La Ligue 1 2024-2025 n'offre aucune marge d'erreur aux équipes du ventre mou. Avec dix-huit clubs engagés dans une course au maintien qui ne distingue parfois que trois ou quatre points entre la dixième et la dix-septième place sur plusieurs semaines, chaque point concédé à la maison contre un concurrent direct pèse lourd dans la balance. Nantes le sait.

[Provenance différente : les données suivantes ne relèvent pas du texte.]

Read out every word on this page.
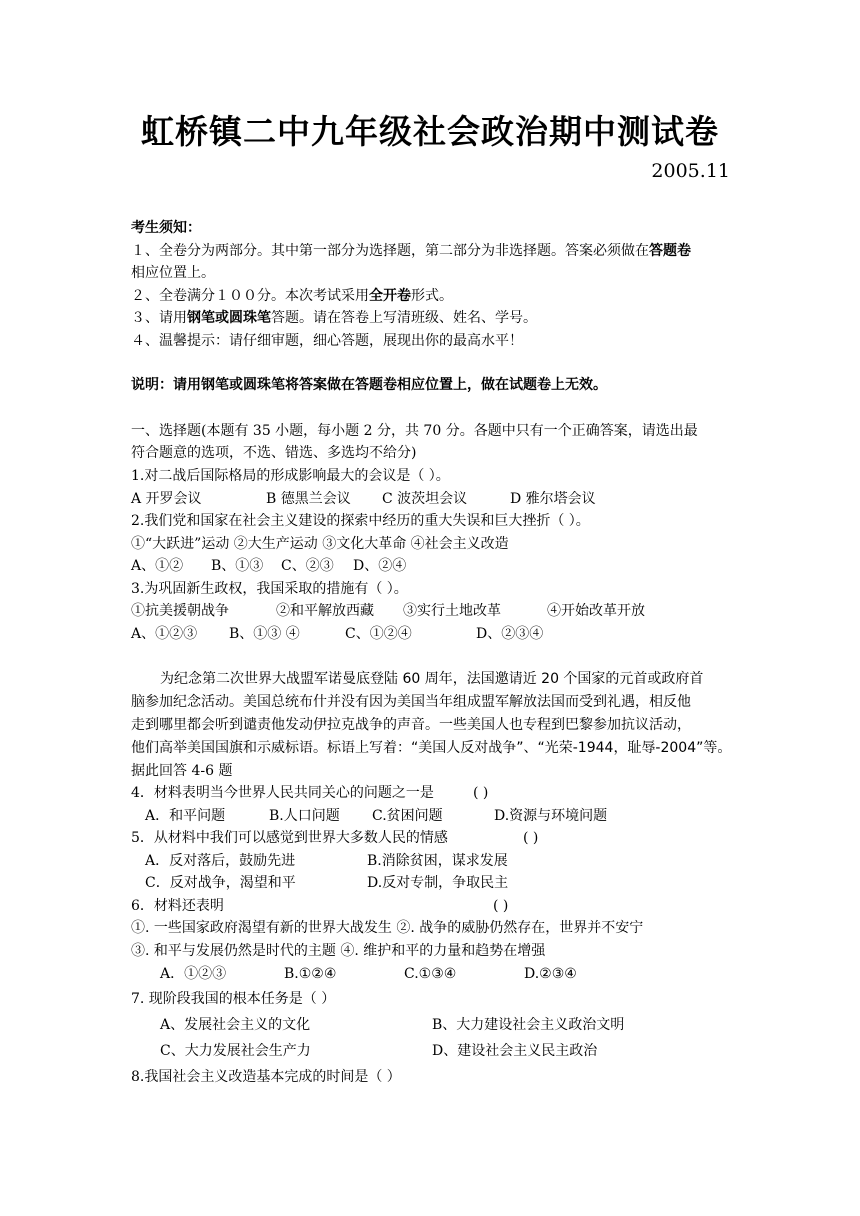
虹桥镇二中九年级社会政治期中测试卷
2005.11
考生须知：
１、全卷分为两部分。其中第一部分为选择题，第二部分为非选择题。答案必须做在答题卷
相应位置上。
２、全卷满分１００分。本次考试采用全开卷形式。
３、请用钢笔或圆珠笔答题。请在答卷上写清班级、姓名、学号。
４、温馨提示：请仔细审题，细心答题，展现出你的最高水平！
说明：请用钢笔或圆珠笔将答案做在答题卷相应位置上，做在试题卷上无效。
一、选择题(本题有 35 小题，每小题 2 分，共 70 分。各题中只有一个正确答案，请选出最
符合题意的选项，不选、错选、多选均不给分)
1.对二战后国际格局的形成影响最大的会议是（ ）。
A 开罗会议	B 德黑兰会议 C 波茨坦会议	D 雅尔塔会议
2.我们党和国家在社会主义建设的探索中经历的重大失误和巨大挫折（ ）。
①“大跃进”运动 ②大生产运动 ③文化大革命 ④社会主义改造
A、①② B、①③ C、②③ D、②④
3.为巩固新生政权，我国采取的措施有（ ）。
①抗美援朝战争	②和平解放西藏 ③实行土地改革	④开始改革开放
A、①②③ B、①③ ④	C、①②④	D、②③④
为纪念第二次世界大战盟军诺曼底登陆 60 周年，法国邀请近 20 个国家的元首或政府首
脑参加纪念活动。美国总统布什并没有因为美国当年组成盟军解放法国而受到礼遇，相反他
走到哪里都会听到谴责他发动伊拉克战争的声音。一些美国人也专程到巴黎参加抗议活动，
他们高举美国国旗和示威标语。标语上写着：“美国人反对战争”、“光荣-1944，耻辱-2004”等。
据此回答 4-6 题
4．材料表明当今世界人民共同关心的问题之一是	( )
A．和平问题	B.人口问题 C.贫困问题	D.资源与环境问题
5．从材料中我们可以感觉到世界大多数人民的情感	( )
A．反对落后，鼓励先进	B.消除贫困，谋求发展
C．反对战争，渴望和平	D.反对专制，争取民主
6．材料还表明	( )
①. 一些国家政府渴望有新的世界大战发生 ②. 战争的威胁仍然存在，世界并不安宁
③. 和平与发展仍然是时代的主题 ④. 维护和平的力量和趋势在增强
A．①②③	B.①②④	C.①③④	D.②③④
7. 现阶段我国的根本任务是（ ）
A、发展社会主义的文化	B、大力建设社会主义政治文明
C、大力发展社会生产力	D、建设社会主义民主政治
8.我国社会主义改造基本完成的时间是（ ）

Awaziem, lui, s'est assuré que ses coéquipiers le savent aussi.
Ce que ce signal envoyé en interne peut changer
Les rappels à l'ordre de joueurs cadres ont une valeur bien particulière dans le football moderne, précisément parce qu'ils sont de plus en plus rares. À l'ère des communications maîtrisées, des agents omniprésents et des réseaux sociaux qui transforment chaque déclaration en matière inflammable, les leaders qui osent hausser le ton publiquement — ou même en interne avec suffisamment de force pour que cela transpire à l'extérieur — font figure d'exception. La prise de parole d'Awaziem signale une chose précise : il y a dans ce vestiaire au moins un joueur qui refuse le confort de l'anesthésie collective.
Reste à savoir si ce coup de gueule produira un effet durable ou s'il s'évaporera dans l'euphorie relative d'un point sauvé. L'histoire du football est pavée de discours fédérateurs qui n'ont rien changé, suivis de performances qui démentaient les belles paroles du lundi. Nantes a les prochaines échéances pour répondre sur le terrain.
Ce qui est certain, c'est que l'épisode VAR contre Metz aurait pu passer pour un simple coup de chance dans le calendrier d'une saison difficile. Awaziem a refusé cette lecture de confort. Dans un club où les responsabilités ont souvent tendance à se diluer entre la direction sportive, le staff technique et les joueurs, voir un défenseur prendre ce type d'initiative est, au fond, un signe de vie. Nantes aura besoin de bien d'autres signaux de cet ordre pour traverser la fin de saison sans encombres — et sans avoir besoin, une nouvelle fois, qu'un orteil hors-jeu lui sauve la mise.